What makes this stage in the evolution of grand strategy unique to the United States is that most states did not have the luxury of pursuing this option. European states, by contrast, could not afford to remain disengaged from their nearby competitors who were too close and often ambitious. This reality was evident in their foreign policies. To paraphrase John Quincy Adams, Europeans lacked the option of not going abroad in search of monsters to destroy because the monsters came to them.

The second tradition also has a uniquely American character. For this tradition, the United States is a gradualist power that seeks democratic change but not at the expense of systemic disorder. Most European states have had either a status quo or revolutionary tradition. Britain, for example, has generally had a strong preference for a stable status quo based on a balance of power on the Continent. Napoleonic France, however, was a revolutionary power whose policies sought to transform the European state system. This was true of Nazi Germany and, to a lesser extent, Soviet Russia. But the United States does not fit neatly into these categories. This second tradition is best described as a gradualism that highlights the principle of restraining, while rarely totally eliminating the sources of disorder and encouraging gradual change towards democracy and capitalism. This tradition is a reflection of America’s own revolutionary tradition, which was based on a largely conservative revolution, which did not seek to destroy the old ways so much as to reform and tailor them to suit a new set of political and economic imperatives.
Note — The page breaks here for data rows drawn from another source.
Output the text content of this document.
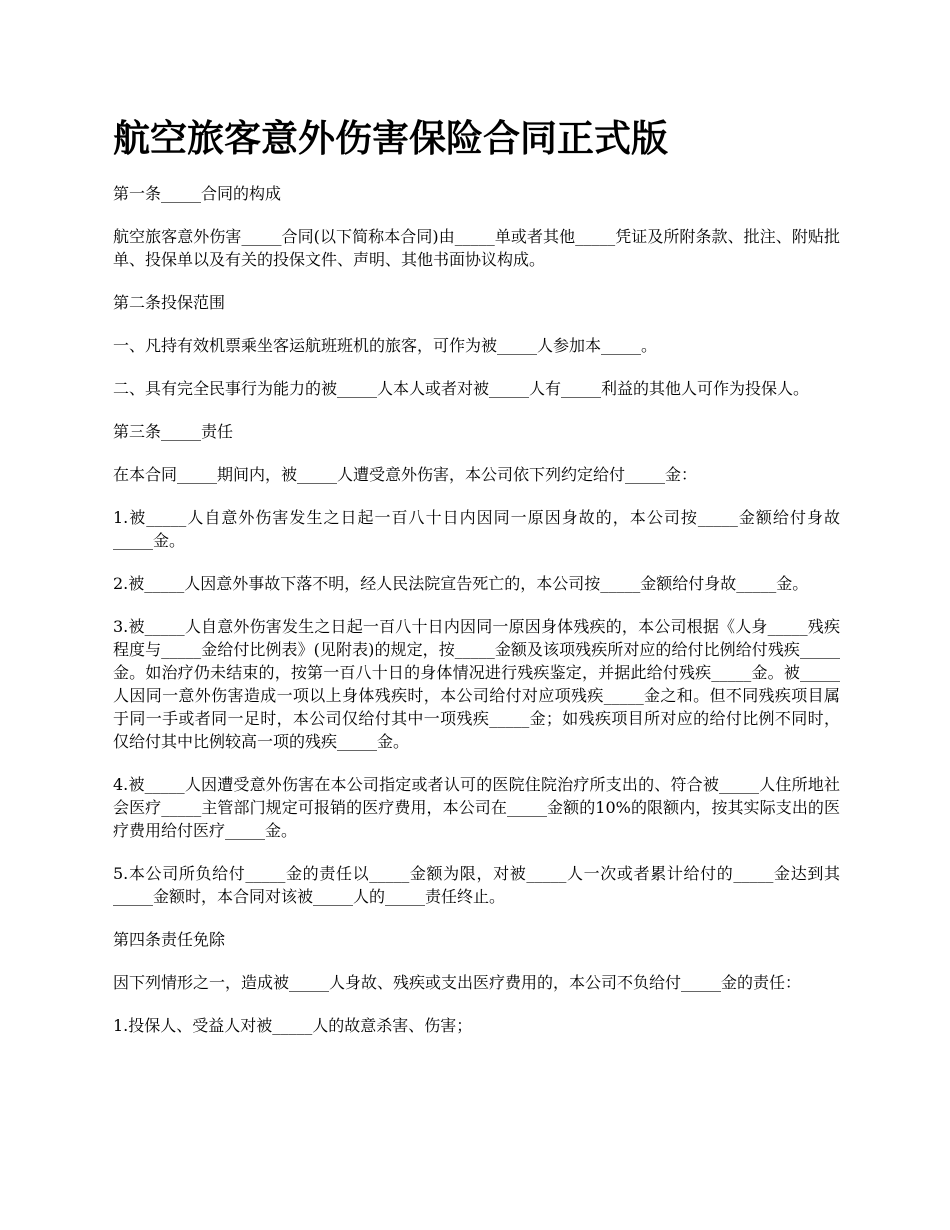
航空旅客意外伤害保险合同正式版

第一条_____合同的构成

航空旅客意外伤害_____合同(以下简称本合同)由_____单或者其他_____凭证及所附条款、批注、附贴批单、投保单以及有关的投保文件、声明、其他书面协议构成。

第二条投保范围

一、凡持有效机票乘坐客运航班班机的旅客，可作为被_____人参加本_____。

二、具有完全民事行为能力的被_____人本人或者对被_____人有_____利益的其他人可作为投保人。

第三条_____责任

在本合同_____期间内，被_____人遭受意外伤害，本公司依下列约定给付_____金：

1.被_____人自意外伤害发生之日起一百八十日内因同一原因身故的，本公司按_____金额给付身故_____金。

2.被_____人因意外事故下落不明，经人民法院宣告死亡的，本公司按_____金额给付身故_____金。

3.被_____人自意外伤害发生之日起一百八十日内因同一原因身体残疾的，本公司根据《人身_____残疾程度与_____金给付比例表》(见附表)的规定，按_____金额及该项残疾所对应的给付比例给付残疾_____金。如治疗仍未结束的，按第一百八十日的身体情况进行残疾鉴定，并据此给付残疾_____金。被_____人因同一意外伤害造成一项以上身体残疾时，本公司给付对应项残疾_____金之和。但不同残疾项目属于同一手或者同一足时，本公司仅给付其中一项残疾_____金；如残疾项目所对应的给付比例不同时，仅给付其中比例较高一项的残疾_____金。

4.被_____人因遭受意外伤害在本公司指定或者认可的医院住院治疗所支出的、符合被_____人住所地社会医疗_____主管部门规定可报销的医疗费用，本公司在_____金额的10%的限额内，按其实际支出的医疗费用给付医疗_____金。

5.本公司所负给付_____金的责任以_____金额为限，对被_____人一次或者累计给付的_____金达到其_____金额时，本合同对该被_____人的_____责任终止。

第四条责任免除

因下列情形之一，造成被_____人身故、残疾或支出医疗费用的，本公司不负给付_____金的责任：

1.投保人、受益人对被_____人的故意杀害、伤害；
American revolutionaries were not fanatical or ideological, but some of the Founders did have a deep suspicion of democracy.

Finally, the third tradition of American foreign policy arose during the Nuclear Era. This tradition, as examined in Chapter 9, reflects the reinforcing value of using alliances and partnerships—both old and new—to confront global challenges with a sense of shared responsibility across states and societies. Containment is often held in high regard as an ideal grand strategy because it was clear, global in scale, operated on a long-term time horizon, and marshaled all the instruments of national power across the private and public sectors. What is rarely underscored is the fact that containment worked not only because of American leadership and power but also more importantly because of close diplomatic ties between U.S. allies and partners.

What also was unique about the evolution of American grand strategy in the Nuclear Era was the extent to which these weapons altered the logic by which states conducted foreign policy. Critically, the United States did not use its nuclear monopoly in the late 1940’s to coerce its enemies and prevent them from acquiring similar technology. The U.S. never sought to use its hegemony to radically and rapidly alter the system and its constituent states during the interval when it alone possessed atomic weapons.[5]

The last chapter of Part II (Chapter 10) concerned the evolution of post-Cold War grand strategy or what might more accurately be termed a regressive de-evolution of grand strategy. This recent history reveals two critical factors. First, the United States has become unmoored from the traditions in its grand strategy, and thus is struggling to define core principles to guide its foreign and domestic policies. Second, the absence of guiding principles has led to policies that lurch from one priority to another, often based primarily upon urgent, short-term concerns rather than on a coherent, long-term strategy of what best serves the nation’s overall interests. The absence of guiding principles in the face of current challenges provides the ingredients for a series of risky moments.